Я собираюсь сказать еще что-то, но на территорию полевого госпиталя с ревом въезжает грузовик, и воздух заполняется криками на французском, английском и каких-то африканских диалектах. Дальше все активизируются, вытаскивая из кузова грузовика пропитанные красным тела и перенося их в смотровую палатку.
— Олли! — настойчиво кричит Доминик. — Ты нужен немедленно!
Он вздыхает.
— Здравствуйте, очередные тридцать часов, — Олли кладет руку мне на затылок и потирает его. — Ты отлично справляешься, Найл. Но доверяй мне, хорошо?

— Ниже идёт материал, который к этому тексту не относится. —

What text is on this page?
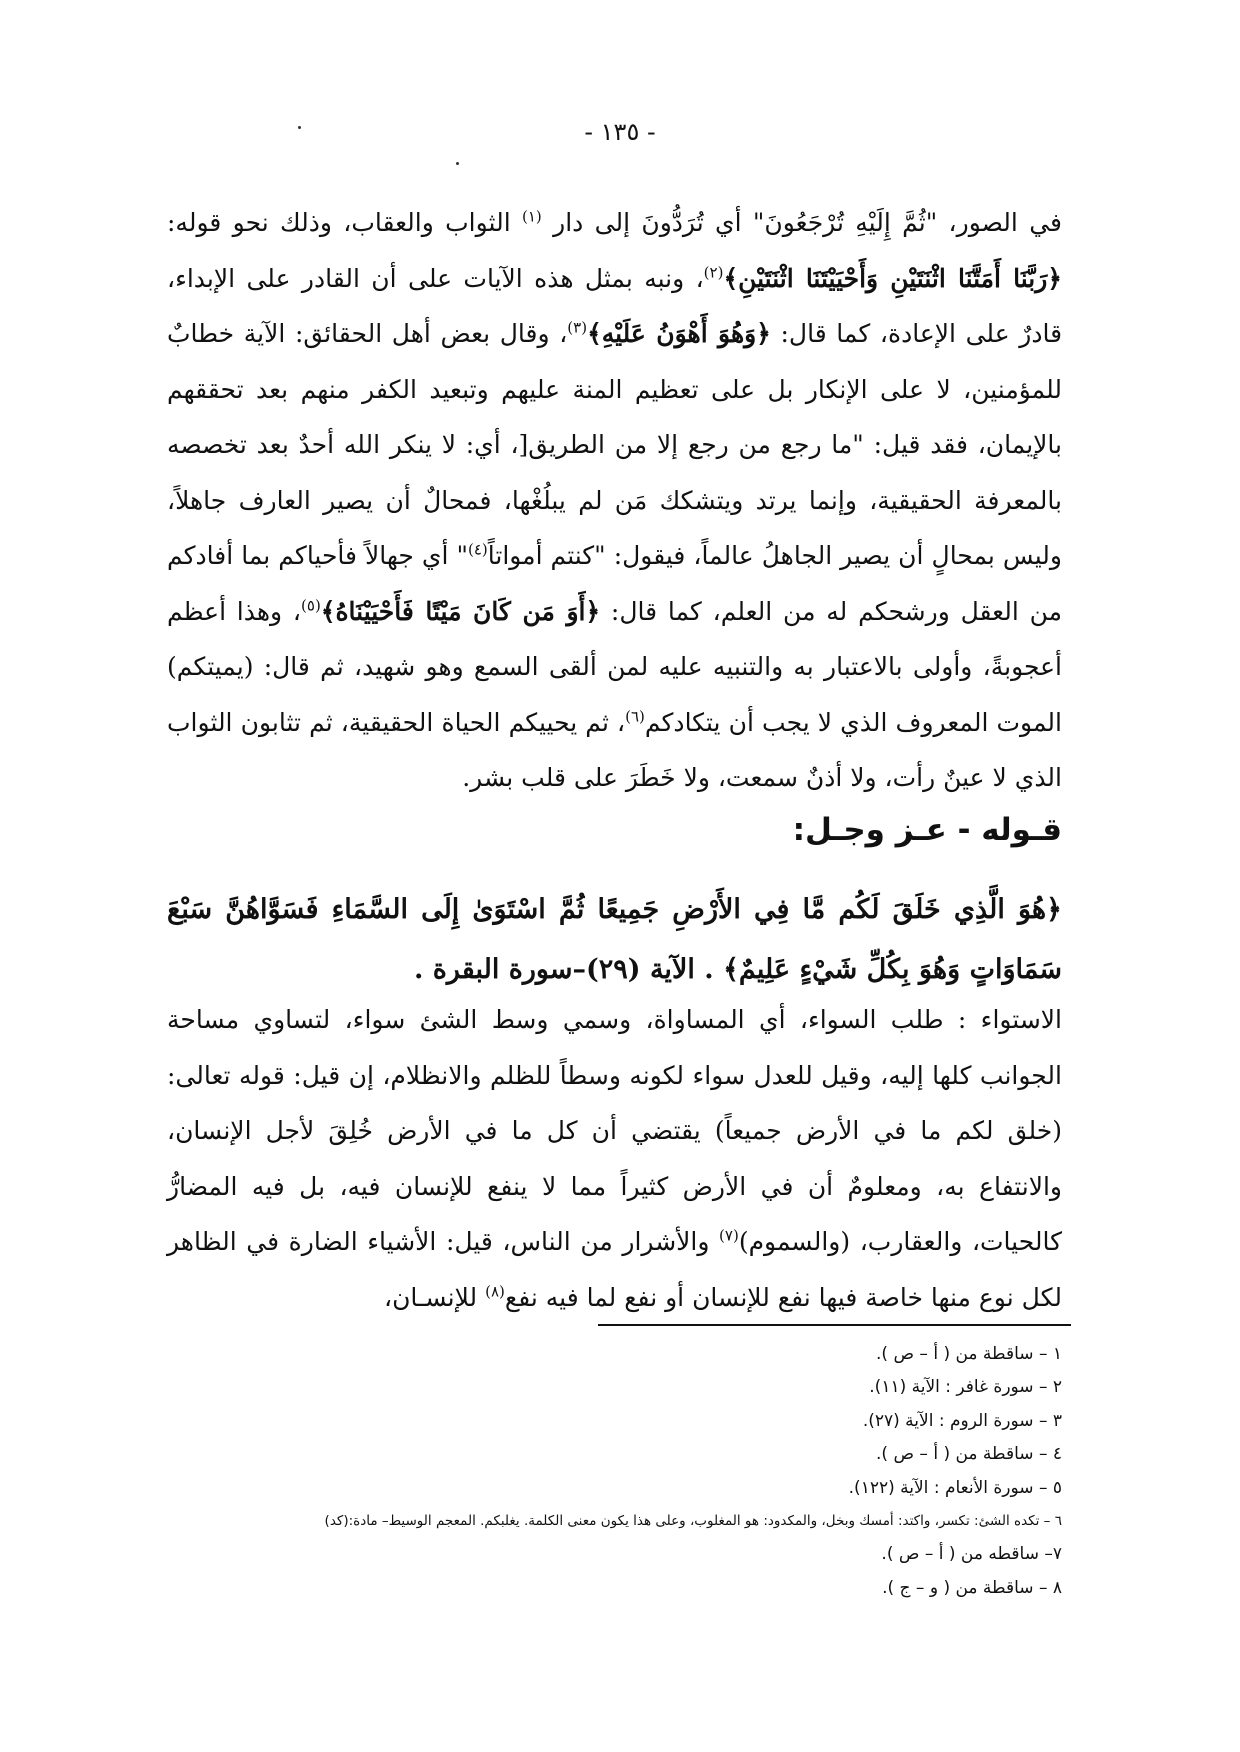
- ١٣٥ -
في الصور، "ثُمَّ إِلَيْهِ تُرْجَعُونَ" أي تُرَدُّونَ إلى دار $^{(١)}$ الثواب والعقاب، وذلك نحو قوله: ﴿رَبَّنَا أَمَتَّنَا اثْنَتَيْنِ وَأَحْيَيْتَنَا اثْنَتَيْنِ﴾$^{(٢)}$، ونبه بمثل هذه الآيات على أن القادر على الإبداء، قادرٌ على الإعادة، كما قال: ﴿وَهُوَ أَهْوَنُ عَلَيْهِ﴾$^{(٣)}$، وقال بعض أهل الحقائق: الآية خطابٌ للمؤمنين، لا على الإنكار بل على تعظيم المنة عليهم وتبعيد الكفر منهم بعد تحققهم بالإيمان، فقد قيل: "ما رجع من رجع إلا من الطريق[، أي: لا ينكر الله أحدٌ بعد تخصصه بالمعرفة الحقيقية، وإنما يرتد ويتشكك مَن لم يبلُغْها، فمحالٌ أن يصير العارف جاهلاً، وليس بمحالٍ أن يصير الجاهلُ عالماً، فيقول: "كنتم أمواتاً$^{(٤)}$" أي جهالاً فأحياكم بما أفادكم من العقل ورشحكم له من العلم، كما قال: ﴿أَوَ مَن كَانَ مَيْتًا فَأَحْيَيْنَاهُ﴾$^{(٥)}$، وهذا أعظم أعجوبةً، وأولى بالاعتبار به والتنبيه عليه لمن ألقى السمع وهو شهيد، ثم قال: (يميتكم) الموت المعروف الذي لا يجب أن يتكادكم$^{(٦)}$، ثم يحييكم الحياة الحقيقية، ثم تثابون الثواب الذي لا عينٌ رأت، ولا أذنٌ سمعت، ولا خَطَرَ على قلب بشر.
قـوله - عـز وجـل:
﴿هُوَ الَّذِي خَلَقَ لَكُم مَّا فِي الأَرْضِ جَمِيعًا ثُمَّ اسْتَوَىٰ إِلَى السَّمَاءِ فَسَوَّاهُنَّ سَبْعَ سَمَاوَاتٍ وَهُوَ بِكُلِّ شَيْءٍ عَلِيمٌ﴾ . الآية (٢٩)–سورة البقرة .
الاستواء : طلب السواء، أي المساواة، وسمي وسط الشئ سواء، لتساوي مساحة الجوانب كلها إليه، وقيل للعدل سواء لكونه وسطاً للظلم والانظلام، إن قيل: قوله تعالى: (خلق لكم ما في الأرض جميعاً) يقتضي أن كل ما في الأرض خُلِقَ لأجل الإنسان، والانتفاع به، ومعلومٌ أن في الأرض كثيراً مما لا ينفع للإنسان فيه، بل فيه المضارُّ كالحيات، والعقارب، (والسموم)$^{(٧)}$ والأشرار من الناس، قيل: الأشياء الضارة في الظاهر لكل نوع منها خاصة فيها نفع للإنسان أو نفع لما فيه نفع$^{(٨)}$ للإنسـان،
١ – ساقطة من ( أ – ص ).
٢ – سورة غافر : الآية (١١).
٣ – سورة الروم : الآية (٢٧).
٤ – ساقطة من ( أ – ص ).
٥ – سورة الأنعام : الآية (١٢٢).
٦ – تكده الشئ: تكسر، واكتد: أمسك وبخل، والمكدود: هو المغلوب، وعلى هذا يكون معنى الكلمة. يغلبكم. المعجم الوسيط– مادة:(كد)
٧– ساقطه من ( أ – ص ).
٨ – ساقطة من ( و – ج ).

— Буду. Я имею в виду… да, — я смотрю на него. Наши взгляды встречаются, и между нами пробегает искра. Мы были слишком заняты, чтобы между нами успело что-то произойти, но оба понимали, что это не за горами. Если у нас когда-нибудь будет отдых. Если когда-нибудь войны прекратятся. Несколько раз, когда дело становилось совсем плохо, военные ООН нас почти уже эвакуировали. Но Доминик отказывалась уходить, а за ней и все остальные. Мы нужнее там, где самые страшные бои. Чтобы вытащить отсюда, нас придется связать.
Это наша работа.
А конкретно сейчас: бегом к смотровой палатке, пулей натянуть перчатки, надеть чистый фартук и осмотреть поступивших раненых. Отсортировать умерших от тех, кому нужна срочная операция, вызвать Олли для работы с самыми сложными случаями и встать рядом ассистировать. Мы не нуждаемся в словах — я и Олли. Мы просто знаем. Я знаю, как он работает и что ему может понадобиться. Он знает, что я не уйду, не подведу. Не буду сомневаться, не заболею, не устану. И с этим ничего нельзя поделать, пока все не закончится. Только после этого можно устраивать истерику.

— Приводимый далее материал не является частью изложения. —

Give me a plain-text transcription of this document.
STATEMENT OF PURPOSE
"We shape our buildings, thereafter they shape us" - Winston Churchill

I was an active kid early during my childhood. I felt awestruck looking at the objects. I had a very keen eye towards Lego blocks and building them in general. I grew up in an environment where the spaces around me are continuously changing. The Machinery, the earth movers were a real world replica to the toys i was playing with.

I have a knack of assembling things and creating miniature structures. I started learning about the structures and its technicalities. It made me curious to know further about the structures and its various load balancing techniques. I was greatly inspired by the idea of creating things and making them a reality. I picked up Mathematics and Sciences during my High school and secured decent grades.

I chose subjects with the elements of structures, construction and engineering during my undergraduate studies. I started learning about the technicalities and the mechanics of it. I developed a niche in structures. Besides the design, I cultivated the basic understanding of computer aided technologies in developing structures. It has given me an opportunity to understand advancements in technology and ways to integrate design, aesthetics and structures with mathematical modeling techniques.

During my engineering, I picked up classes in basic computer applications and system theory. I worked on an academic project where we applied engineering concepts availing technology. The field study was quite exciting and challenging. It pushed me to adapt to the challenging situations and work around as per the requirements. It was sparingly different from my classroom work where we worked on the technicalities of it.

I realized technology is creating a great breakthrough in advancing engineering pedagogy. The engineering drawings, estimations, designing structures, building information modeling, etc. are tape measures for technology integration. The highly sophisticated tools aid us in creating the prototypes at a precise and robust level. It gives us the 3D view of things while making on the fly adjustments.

И у нас у всех они случаются.
Следующие одиннадцать часов — это неистовое безумие среди крови, швов, ампутаций. К северу от нас между сектами произошла перестрелка. Десятки раненых, и все они на пути сюда. Однозначно, это худшее из того, что когда-либо было. По крайней мере, за то время, пока я здесь.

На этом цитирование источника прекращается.